Another show in Saudi Arabia, set for the locals paying for seats. Does it matter what Western fans think when the WWE Network subscription is paid for?
We’re going (going), back (back) to Saudi (Saudi).
Yes, that’s right. In just under a month’s time, the WWE will make yet another sojourn over to the Middle East for Super Showdown.
This is the third show to take place in Saudi Arabia over the last 13 months, following the Greatest Royal Rumble last May, and Crown Jewel in November.
The WWE has been widely criticized for holding these Saudi Arabia shows, largely because the regime over there is known for oppression of women and homosexuality, and for the murder of Jamal Khashoggi last year.
Many people wonder why Vince McMahon would see fit to sign a contract binding him to multiple Saudi shows, but you know what they say: money talks.
Yes, Vince is receiving a substantial amount of cash (some may call it blood money) from the Saudi government to make these shows happen. I don’t think any amount of righteous complaining is going to change the old man’s mind, so that’s not what I’m here to do.
No, I’m here to talk about the way that Vince crafts these shows, because I think we could all be in agreement here: The Saudi shows have all SUCKED.
Does anyone even remember the Greatest Royal Rumble?
It offered literally nothing of value, and I am so hard-pressed to even remember the match card. I remember the cruiserweights in action, the whole Lesnar-Reigns steel cage debacle, and the 50-man Royal Rumble main event, which is probably the most boring Rumble match to ever take place.
I mean, seriously. I could rant on this Rumble for hours upon end. Remember when they did a 40-man Rumble back in 2011, and almost everyone universally agreed that it was bad and too long?
Well, that clearly didn’t deter WWE from saying “hey, let’s make it a 50-man Rumble filled with mainly jobbers and bad surprise guests! That’ll score with the crowd!”
Spoiler alert: It didn’t.
And don’t even get me started on what they did to Rey Mysterio’s longevity record. Look, I like Daniel Bryan, and that record was meant to be broken at some point. I get that.

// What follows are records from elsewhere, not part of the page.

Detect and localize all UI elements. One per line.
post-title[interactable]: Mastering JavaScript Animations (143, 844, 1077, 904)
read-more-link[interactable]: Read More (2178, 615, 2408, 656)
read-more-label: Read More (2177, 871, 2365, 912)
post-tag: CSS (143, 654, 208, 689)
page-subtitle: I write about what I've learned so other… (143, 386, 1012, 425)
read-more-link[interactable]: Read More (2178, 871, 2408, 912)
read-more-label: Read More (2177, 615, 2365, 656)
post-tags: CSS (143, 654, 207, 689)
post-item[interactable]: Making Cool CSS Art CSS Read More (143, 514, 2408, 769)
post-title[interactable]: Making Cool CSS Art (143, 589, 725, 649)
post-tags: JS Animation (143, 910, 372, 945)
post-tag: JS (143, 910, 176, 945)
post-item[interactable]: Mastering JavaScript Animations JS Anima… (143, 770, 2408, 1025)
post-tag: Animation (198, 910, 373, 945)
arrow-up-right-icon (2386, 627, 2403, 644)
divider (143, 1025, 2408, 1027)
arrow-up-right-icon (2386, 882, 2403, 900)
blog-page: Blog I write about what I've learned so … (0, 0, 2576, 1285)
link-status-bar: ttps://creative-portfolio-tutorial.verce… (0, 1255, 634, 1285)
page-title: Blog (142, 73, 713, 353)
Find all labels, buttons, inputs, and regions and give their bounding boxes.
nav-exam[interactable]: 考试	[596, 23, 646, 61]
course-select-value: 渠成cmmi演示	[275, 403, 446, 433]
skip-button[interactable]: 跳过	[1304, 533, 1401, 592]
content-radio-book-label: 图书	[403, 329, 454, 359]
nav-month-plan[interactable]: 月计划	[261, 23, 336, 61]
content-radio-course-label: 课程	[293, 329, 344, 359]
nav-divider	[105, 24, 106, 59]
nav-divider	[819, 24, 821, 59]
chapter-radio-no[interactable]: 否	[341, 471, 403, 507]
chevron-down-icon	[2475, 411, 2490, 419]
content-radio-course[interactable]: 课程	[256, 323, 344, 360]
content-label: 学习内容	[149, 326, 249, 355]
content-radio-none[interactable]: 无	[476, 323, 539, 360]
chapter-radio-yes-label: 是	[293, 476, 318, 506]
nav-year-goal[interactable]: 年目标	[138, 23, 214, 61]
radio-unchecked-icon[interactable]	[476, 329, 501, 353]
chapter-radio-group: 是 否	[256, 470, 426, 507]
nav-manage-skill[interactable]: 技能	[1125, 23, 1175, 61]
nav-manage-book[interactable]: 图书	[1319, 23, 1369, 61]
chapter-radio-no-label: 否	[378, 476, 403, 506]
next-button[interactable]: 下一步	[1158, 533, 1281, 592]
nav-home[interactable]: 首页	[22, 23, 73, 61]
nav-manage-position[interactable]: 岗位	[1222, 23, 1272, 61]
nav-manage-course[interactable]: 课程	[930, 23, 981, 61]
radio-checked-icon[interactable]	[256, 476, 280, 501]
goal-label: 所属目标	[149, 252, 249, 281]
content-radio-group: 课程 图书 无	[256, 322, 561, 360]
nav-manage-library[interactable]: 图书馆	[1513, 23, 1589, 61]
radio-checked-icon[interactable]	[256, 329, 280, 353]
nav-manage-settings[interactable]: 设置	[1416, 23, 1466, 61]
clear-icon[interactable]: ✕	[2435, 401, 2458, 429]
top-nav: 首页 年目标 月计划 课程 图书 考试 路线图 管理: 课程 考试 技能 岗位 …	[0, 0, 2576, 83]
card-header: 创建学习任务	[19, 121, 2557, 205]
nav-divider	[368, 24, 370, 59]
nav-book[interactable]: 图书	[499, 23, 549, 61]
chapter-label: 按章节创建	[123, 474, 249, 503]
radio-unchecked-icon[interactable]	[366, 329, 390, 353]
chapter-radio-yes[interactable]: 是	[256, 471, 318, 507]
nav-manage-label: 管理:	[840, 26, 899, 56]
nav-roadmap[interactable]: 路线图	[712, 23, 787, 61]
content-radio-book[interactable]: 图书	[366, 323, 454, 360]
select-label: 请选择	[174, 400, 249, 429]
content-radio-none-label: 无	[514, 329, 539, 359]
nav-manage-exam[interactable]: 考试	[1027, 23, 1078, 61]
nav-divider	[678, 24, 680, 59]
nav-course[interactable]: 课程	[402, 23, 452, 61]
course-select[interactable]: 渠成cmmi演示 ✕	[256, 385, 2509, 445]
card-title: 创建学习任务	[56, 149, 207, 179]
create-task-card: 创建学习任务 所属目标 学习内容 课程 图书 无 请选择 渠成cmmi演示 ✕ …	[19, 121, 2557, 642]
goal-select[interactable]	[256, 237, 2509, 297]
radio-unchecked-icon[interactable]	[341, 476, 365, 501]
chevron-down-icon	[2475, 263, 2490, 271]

But to waste what should have been a groundbreaking achievement on a show that no one was going to care about? And to make the record virtually untouchable in the process, almost guaranteeing that the record will stand during the worst Rumble of all time? That’s not going to do anybody any favors.
But that was that. The Greatest Royal Rumble wasn’t good, but it looked like Wrestle-freakin’-Mania compared to Crown Jewel.
Ohhhh, Crown Jewel. I’m boiling over just thinking about it.
Shane McMahon, Best in the World? I don’t care if we got a really good storyline out of it, in a vacuum, that was a borderline-offensive booking decision to make.
Braun Strowman-Brock Lesnar? Terrible. Terrible terrible terrible. Brock Lesnar’s had someduds in the past, but it was clear he wasn’t even trying here. As for Strowman? This was the end for him.HE gotso thoroughly dominated by Lesnar that he basically disappeared after that.
Strowman used to be this monster that everyone feared, and it took one match to strip all that away from him.
And the main event? DX-Brothers of Destruction? WHAT YEAR IS IT, FOR GOD’S SAKE.
The match was bad, you wasted a pure retirement to bring Shawn Michaels to Saudi Arabia, and that’s the match you’re going to have?
Gimme a break. I’ll even give HBK some credit, he had to pull a lot of weight after Triple H went down with an injury. Still, he should have never been in the match to begin with.
These shows are very clearly intended for a certain kind of audience, one that enjoys watching 50 year-olds try their best to entertain a crowd. That’s very evident in the announced matches for Super Showdown.
Triple H-Randy Orton? A match people wanted to see in 2009.
Goldberg-Undertaker? A match people wanted to see in 1999.
We’ve also got a 50-man battle royal, which I’m sure will be fun and not a total clustershmuck.
I’ll forgive you if you tune out of the Super Showdown when it rolls around.